I found work in India and Ethiopia. I worked with too many inspiring people to list. Last month I was invited, by one of the leading women’s rights figures in India, to give a speech at the UN on my work on human rights.
We need to involve more young women in international politics and in all decision-making.
As a YWCA delegate at CSW you meet others who share similar passions. There is an opportunity to lobby some of the world’s most influential people and learn first hand about issues facing women in other countries. I’ve lost count of the number of times I’ve heard young women describe this as a “life-changing” experience.
However, it’s not all rosy at CSW. At a cocktail reception with the UK Ambassador, I had the misfortune of someone saying to me “You need to learn more about the UN before you open your mouth.” In a meeting with the UK mission, I raised the issue of having young women and more diversity on the official delegation. I was told, “We’ve weighed up the pros and cons. It wasn’t the policy of the last Government, it’s certainly not the policy of this Government and good luck with the future Government.”
At an “intergenerational dialogue” event hosted by UN Women, out of all the speakers between 9.30am – 6pm only two were young women. The paintings that hang in the main UN corridor are of men because in over 77 years there has never been a woman Secretary General.
The daily UK Mission / NGO meetings are a good example of what needs to change.
- There were more men than women of colour in those meetings.
- There were more men than women with disabilities.
- There were more men than transgender women.
- There were more white, cisgender women from the South of England aged over 60 and 70 than anyone else in the room.
- Voices from less privileged backgrounds were missing.

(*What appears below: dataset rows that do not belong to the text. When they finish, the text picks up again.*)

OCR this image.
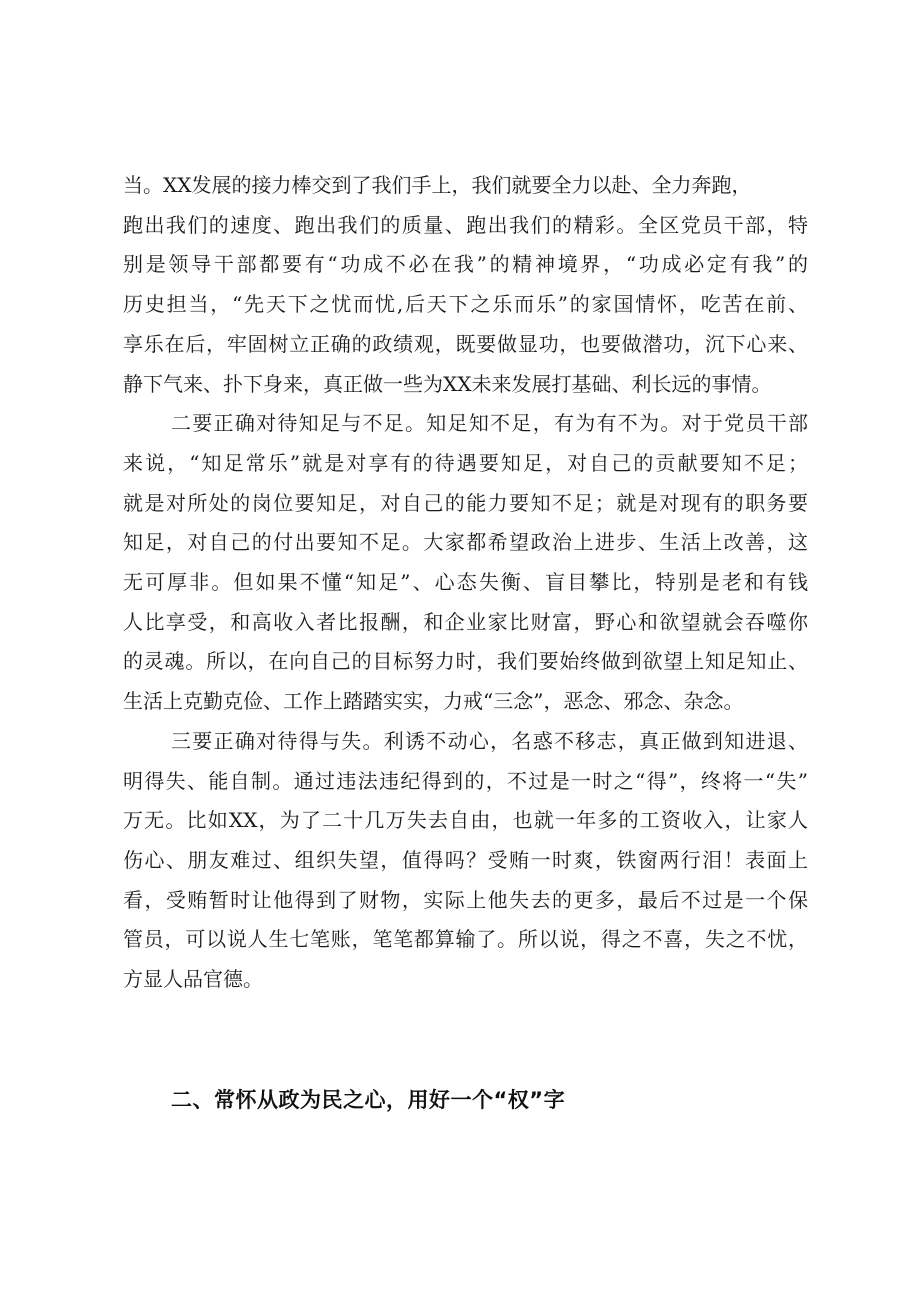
当。XX发展的接力棒交到了我们手上，我们就要全力以赴、全力奔跑，

跑出我们的速度、跑出我们的质量、跑出我们的精彩。全区党员干部，特

别是领导干部都要有“功成不必在我”的精神境界，“功成必定有我”的

历史担当，“先天下之忧而忧,后天下之乐而乐”的家国情怀，吃苦在前、

享乐在后，牢固树立正确的政绩观，既要做显功，也要做潜功，沉下心来、

静下气来、扑下身来，真正做一些为XX未来发展打基础、利长远的事情。

二要正确对待知足与不足。知足知不足，有为有不为。对于党员干部

来说，“知足常乐”就是对享有的待遇要知足，对自己的贡献要知不足；

就是对所处的岗位要知足，对自己的能力要知不足；就是对现有的职务要

知足，对自己的付出要知不足。大家都希望政治上进步、生活上改善，这

无可厚非。但如果不懂“知足”、心态失衡、盲目攀比，特别是老和有钱

人比享受，和高收入者比报酬，和企业家比财富，野心和欲望就会吞噬你

的灵魂。所以，在向自己的目标努力时，我们要始终做到欲望上知足知止、

生活上克勤克俭、工作上踏踏实实，力戒“三念”，恶念、邪念、杂念。

三要正确对待得与失。利诱不动心，名惑不移志，真正做到知进退、

明得失、能自制。通过违法违纪得到的，不过是一时之“得”，终将一“失”

万无。比如XX，为了二十几万失去自由，也就一年多的工资收入，让家人

伤心、朋友难过、组织失望，值得吗？受贿一时爽，铁窗两行泪！表面上

看，受贿暂时让他得到了财物，实际上他失去的更多，最后不过是一个保

管员，可以说人生七笔账，笔笔都算输了。所以说，得之不喜，失之不忧，

方显人品官德。

二、常怀从政为民之心，用好一个“权”字
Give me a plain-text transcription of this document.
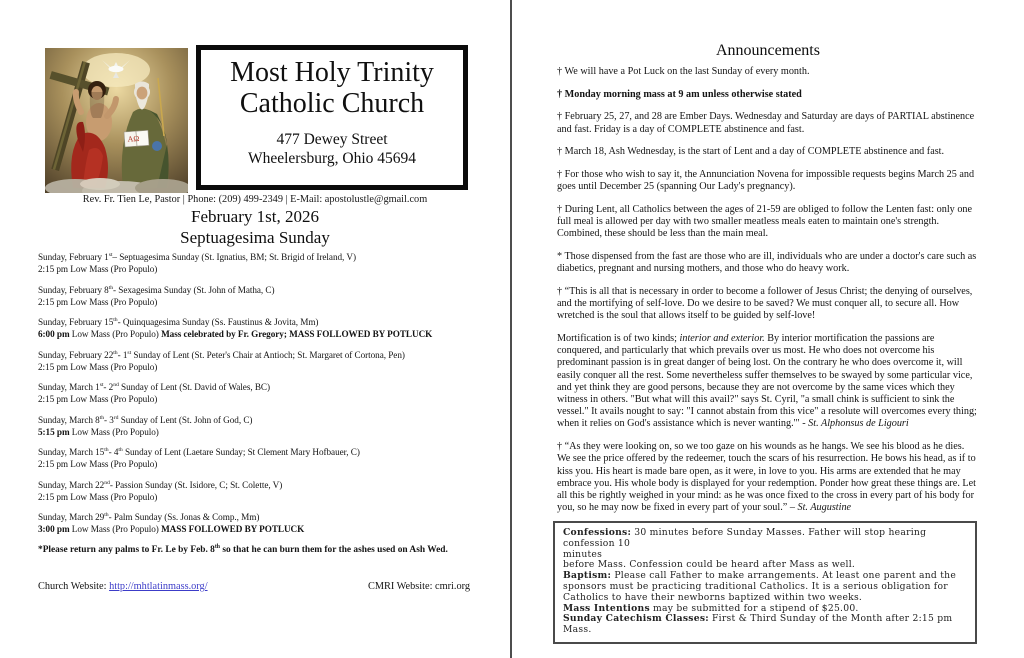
AΩ
Most Holy Trinity
Catholic Church
477 Dewey Street
Wheelersburg, Ohio 45694
Rev. Fr. Tien Le, Pastor | Phone: (209) 499-2349 | E-Mail: apostolustle@gmail.com
February 1st, 2026
Septuagesima Sunday
Sunday, February 1st– Septuagesima Sunday (St. Ignatius, BM; St. Brigid of Ireland, V)
2:15 pm Low Mass (Pro Populo)
Sunday, February 8th- Sexagesima Sunday (St. John of Matha, C)
2:15 pm Low Mass (Pro Populo)
Sunday, February 15th- Quinquagesima Sunday (Ss. Faustinus & Jovita, Mm)
6:00 pm Low Mass (Pro Populo) Mass celebrated by Fr. Gregory; MASS FOLLOWED BY POTLUCK
Sunday, February 22th- 1st Sunday of Lent (St. Peter's Chair at Antioch; St. Margaret of Cortona, Pen)
2:15 pm Low Mass (Pro Populo)
Sunday, March 1st- 2nd Sunday of Lent (St. David of Wales, BC)
2:15 pm Low Mass (Pro Populo)
Sunday, March 8th- 3rd Sunday of Lent (St. John of God, C)
5:15 pm Low Mass (Pro Populo)
Sunday, March 15th- 4th Sunday of Lent (Laetare Sunday; St Clement Mary Hofbauer, C)
2:15 pm Low Mass (Pro Populo)
Sunday, March 22nd- Passion Sunday (St. Isidore, C; St. Colette, V)
2:15 pm Low Mass (Pro Populo)
Sunday, March 29th- Palm Sunday (Ss. Jonas & Comp., Mm)
3:00 pm Low Mass (Pro Populo) MASS FOLLOWED BY POTLUCK
*Please return any palms to Fr. Le by Feb. 8th so that he can burn them for the ashes used on Ash Wed.
Church Website: http://mhtlatinmass.org/	CMRI Website: cmri.org
Announcements
† We will have a Pot Luck on the last Sunday of every month.
† Monday morning mass at 9 am unless otherwise stated
† February 25, 27, and 28 are Ember Days. Wednesday and Saturday are days of PARTIAL abstinence and fast. Friday is a day of COMPLETE abstinence and fast.
† March 18, Ash Wednesday, is the start of Lent and a day of COMPLETE abstinence and fast.
† For those who wish to say it, the Annunciation Novena for impossible requests begins March 25 and goes until December 25 (spanning Our Lady's pregnancy).
† During Lent, all Catholics between the ages of 21-59 are obliged to follow the Lenten fast: only one full meal is allowed per day with two smaller meatless meals eaten to maintain one's strength. Combined, these should be less than the main meal.
* Those dispensed from the fast are those who are ill, individuals who are under a doctor's care such as diabetics, pregnant and nursing mothers, and those who do heavy work.
† “This is all that is necessary in order to become a follower of Jesus Christ; the denying of ourselves, and the mortifying of self-love. Do we desire to be saved? We must conquer all, to secure all. How wretched is the soul that allows itself to be guided by self-love!
Mortification is of two kinds; interior and exterior. By interior mortification the passions are conquered, and particularly that which prevails over us most. He who does not overcome his predominant passion is in great danger of being lost. On the contrary he who does overcome it, will easily conquer all the rest. Some nevertheless suffer themselves to be swayed by some particular vice, and yet think they are good persons, because they are not overcome by the same vices which they witness in others. "But what will this avail?" says St. Cyril, "a small chink is sufficient to sink the vessel." It avails nought to say: "I cannot abstain from this vice" a resolute will overcomes every thing; when it relies on God's assistance which is never wanting.'" - St. Alphonsus de Ligouri
† “As they were looking on, so we too gaze on his wounds as he hangs. We see his blood as he dies. We see the price offered by the redeemer, touch the scars of his resurrection. He bows his head, as if to kiss you. His heart is made bare open, as it were, in love to you. His arms are extended that he may embrace you. His whole body is displayed for your redemption. Ponder how great these things are. Let all this be rightly weighed in your mind: as he was once fixed to the cross in every part of his body for you, so he may now be fixed in every part of your soul.” – St. Augustine
Confessions: 30 minutes before Sunday Masses. Father will stop hearing confession 10
minutes
before Mass. Confession could be heard after Mass as well.
Baptism: Please call Father to make arrangements. At least one parent and the sponsors must be practicing traditional Catholics. It is a serious obligation for Catholics to have their newborns baptized within two weeks.
Mass Intentions may be submitted for a stipend of $25.00.
Sunday Catechism Classes: First & Third Sunday of the Month after 2:15 pm Mass.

In order for real change to take place, and fast, we need to be proactive and hold our governments accountable for making these spaces inclusive of all women. Given that the idea behind CSW is to empower and protect women and girls, I was disappointed to learn that so many are not a meaningful part of the decision-making process.
The good news is that World YWCA made history at CSW59. We held the first ever Young Women & Girls Forum in partnership with UN Women. Artwork from the day now features at UN Headquarters. A constant reminder of the future we want.
I am privileged to have had the opportunities I have had, but not all women are in the same position. I’d love to attend CSW with a truly diverse, intergenerational delegation from Scotland in future. Following youth engagement in our independence referendum, with a woman First Minister and gender-balanced Cabinet, there has never been a bigger appetite for a seat at the decision making table amongst young Scots.
Young women can and will change the face of international politics and development over the next 20 years, just as women before us did in Beijing in 1995.
My message to young women is to ignore the voices that say you can’t. We can. Women and girls can be whoever we want to be and do whatever we want to do. I hope you’ll choose to join us. Together we can motivate those in power to actively engage younger and more diverse voices in all decision-making so that no person is left behind.
This is an excerpt from my speech at the Scottish Parliament on 1 April 2015. A big thank you to Engender for the opportunity.